Cilostazol is a selective inhibitor of phosphodiesterase type 3 (PDE III inhibitor). It has a therapeutic focus on the inhibition of phosphodiesterase activity and suppression of cAMP degradation, resulting in increased cAMP in platelets and blood vessels and leading to inhibition of platelet aggregation and vasodilation [34]. Cilostazol is indicated for the treatment of intermittent claudication in patients with PAOD [35, 36]. In recent years, cilostazol has been used for the secondary prevention of brain infarction through its antiplatelet antithrombotic effects [37]. Furthermore, some studies have shown that cilostazol can prevent the proliferation of smooth muscle cells, consequently increasing peripheral blood flow and insulin sensitivity by reducing inflammation [35, 38]. However, insufficient data are available to explain whether cilostazol increases the functional status of the involved lower extremities, improves primary patency in patients with CLI, as well as subsequent improvement in quality of life, and reduces the occurrence of adverse cardiovascular events and all-cause mortality. This study comprehensively demonstrated that cilostazol treatment for more than 3 months improved the 6-, 12-, 18-, and 24-month primary patency, subsequently promoting wound-healing and decreasing the risk of LEA as compared with cilostazol treatment for at most 3 months. Notably, recent studies reporting that cilostazol treatment may improve stent patency in coronary or peripheral arteries [16, 17, 19] were in accordance with our preliminary findings; that is, cilostazol treatment can improve the primary patency and further decrease the LEA and mortality rates in patients with CLI and DM.
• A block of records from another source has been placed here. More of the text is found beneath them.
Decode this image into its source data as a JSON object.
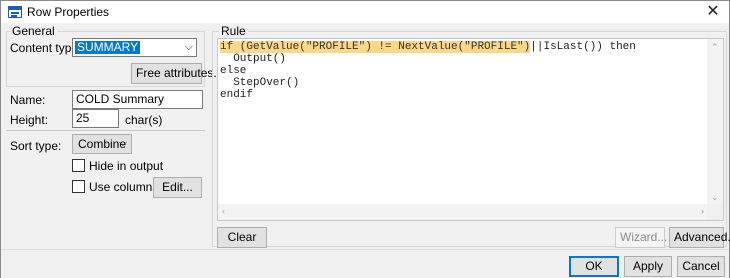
{
  "window": {
    "title": "Row Properties"
  },
  "general": {
    "group_title": "General",
    "content_type_label": "Content type:",
    "content_type_value": "SUMMARY",
    "free_attributes_button": "Free attributes..."
  },
  "fields": {
    "name_label": "Name:",
    "name_value": "COLD Summary",
    "height_label": "Height:",
    "height_value": "25",
    "height_unit": "char(s)"
  },
  "sort": {
    "sort_type_label": "Sort type:",
    "sort_type_value": "Combine",
    "hide_in_output_label": "Hide in output",
    "use_columns_label": "Use columns",
    "edit_button": "Edit..."
  },
  "rule": {
    "group_title": "Rule",
    "line1_highlight": "if (GetValue(\"PROFILE\") != NextValue(\"PROFILE\")",
    "line1_rest": "||IsLast()) then",
    "lines": [
      "  Output()",
      "else",
      "  StepOver()",
      "endif"
    ],
    "clear_button": "Clear",
    "wizard_button": "Wizard...",
    "advanced_button": "Advanced..."
  },
  "footer": {
    "ok_button": "OK",
    "apply_button": "Apply",
    "cancel_button": "Cancel"
  },
  "colors": {
    "accent": "#0078d7",
    "highlight": "#fbd789"
  }
}
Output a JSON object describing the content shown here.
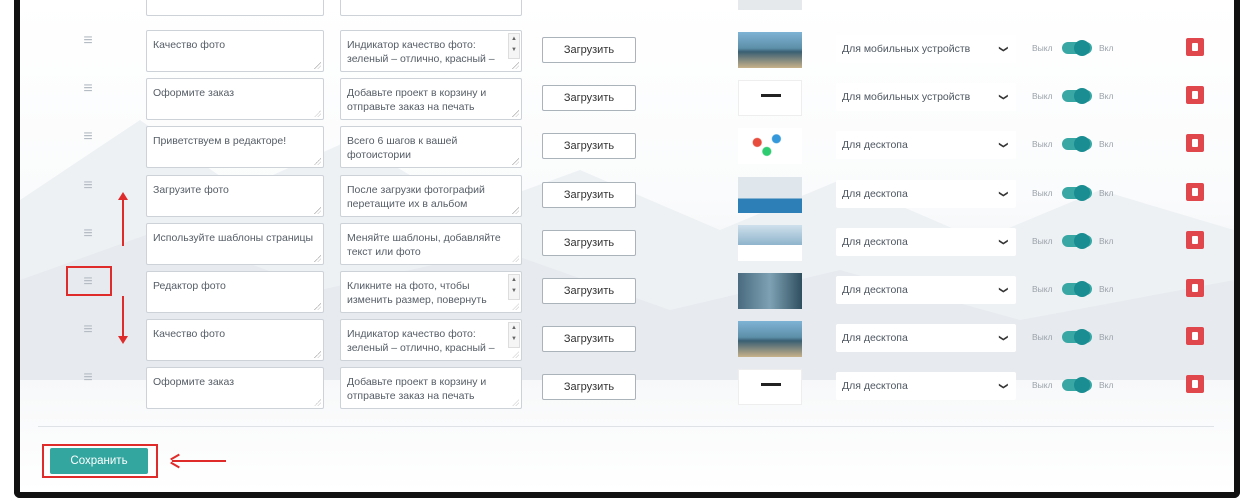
{
  "rows": [
    {
      "title": "Качество фото",
      "desc": "Индикатор качество фото: зеленый – отлично, красный –",
      "upload": "Загрузить",
      "device": "Для мобильных устройств",
      "off": "Выкл",
      "on": "Вкл"
    },
    {
      "title": "Оформите заказ",
      "desc": "Добавьте проект в корзину и отправьте заказ на печать",
      "upload": "Загрузить",
      "device": "Для мобильных устройств",
      "off": "Выкл",
      "on": "Вкл"
    },
    {
      "title": "Приветствуем в редакторе!",
      "desc": "Всего 6 шагов к вашей фотоистории",
      "upload": "Загрузить",
      "device": "Для десктопа",
      "off": "Выкл",
      "on": "Вкл"
    },
    {
      "title": "Загрузите фото",
      "desc": "После загрузки фотографий перетащите их в альбом",
      "upload": "Загрузить",
      "device": "Для десктопа",
      "off": "Выкл",
      "on": "Вкл"
    },
    {
      "title": "Используйте шаблоны страницы",
      "desc": "Меняйте шаблоны, добавляйте текст или фото",
      "upload": "Загрузить",
      "device": "Для десктопа",
      "off": "Выкл",
      "on": "Вкл"
    },
    {
      "title": "Редактор фото",
      "desc": "Кликните на фото, чтобы изменить размер, повернуть",
      "upload": "Загрузить",
      "device": "Для десктопа",
      "off": "Выкл",
      "on": "Вкл"
    },
    {
      "title": "Качество фото",
      "desc": "Индикатор качество фото: зеленый – отлично, красный –",
      "upload": "Загрузить",
      "device": "Для десктопа",
      "off": "Выкл",
      "on": "Вкл"
    },
    {
      "title": "Оформите заказ",
      "desc": "Добавьте проект в корзину и отправьте заказ на печать",
      "upload": "Загрузить",
      "device": "Для десктопа",
      "off": "Выкл",
      "on": "Вкл"
    }
  ],
  "save_label": "Сохранить",
  "icons": {
    "handle": "drag-handle-icon",
    "chevron": "chevron-down-icon",
    "delete": "trash-icon"
  },
  "colors": {
    "accent": "#33a69f",
    "toggle": "#1a8d92",
    "danger": "#e0474c",
    "annotation": "#e02b2b"
  }
}
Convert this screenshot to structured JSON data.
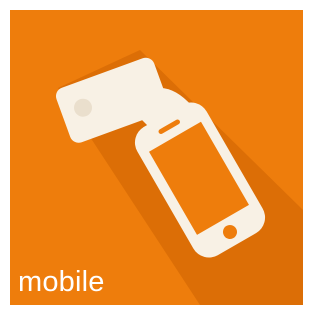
{
  "tile": {
    "label": "mobile",
    "icon": "mobile-payment-card-icon",
    "colors": {
      "background": "#ee7d0c",
      "shadow": "#d96d05",
      "icon": "#f8f1e5"
    }
  }
}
Another concern was the role of supervised exercise in patients with CLI and DM. Numerous studies have indicated that exercise rehabilitation improves the functional outcomes and peripheral circulation of patients with PAOD presenting with intermittent claudication [39, 40]. The 2016 ACC/AHA guidelines state that exercise plays a key role in the treatment of claudication, with substantial improvements reported in functional status [41]. This guideline supported our results that a supervised exercise program was an independent factor influencing the 24-month primary patency, which consequently may have decreased the LEA risk in patients with DM and CLI (Fig. 2, Table 3, and Supplementary Tables 1 and 2).
Another concern was revascularization based on the angiosome concept. Some studies have shown that the improvements of wound-healing and the major amputation rate after IR in the presence of collaterals were similar to the outcomes after DR in patients with CLI [16, 17, 19, 42]. Accordingly, our results indicated that DR based on the affected angiosome is an important factor affecting the primary patency and decreasing the risk of LEA.
People with DM and CLI are susceptible to foot problems, manifested as several characteristic pathologies such as infection, neuropathy, diabetic foot ulcer, ischemic pain, and gangrene change, which cause poor blood circulation to the lower limb, finally leading to amputation. Some studies have reported that CLI combined with diabetic foot ulcer is a major cause of morbidity, accounting for approximately two-thirds of all non-traumatic amputations performed in the USA [43, 44]. The causes of amputations are multifactorial, and diabetic neuropathy and cellulitis were independent predisposing factors associated with the risk of LEA according to the results of weighted multivariate Cox analysis. Diabetic neuropathy is nerve damage or dysfunction, frequently resulting from poor control of a high sugar level and subsequent impairment of microcirculation. Nerve damage usually decreases the peripheral sensation in the lower limbs, which can cause unnoticed injuries of the foot, manifested with skin ulcers or infections. In this study, of the 81 patients with diabetic neuropathy, 72.8% (59) had LEAs (P < 0.001, Supplementary Table 1). Neuropathy, intractable infection, and severe PAOD may compromise microcirculation and macrocirculation of the lower limbs, breaking down the tissue and finally leading to amputation.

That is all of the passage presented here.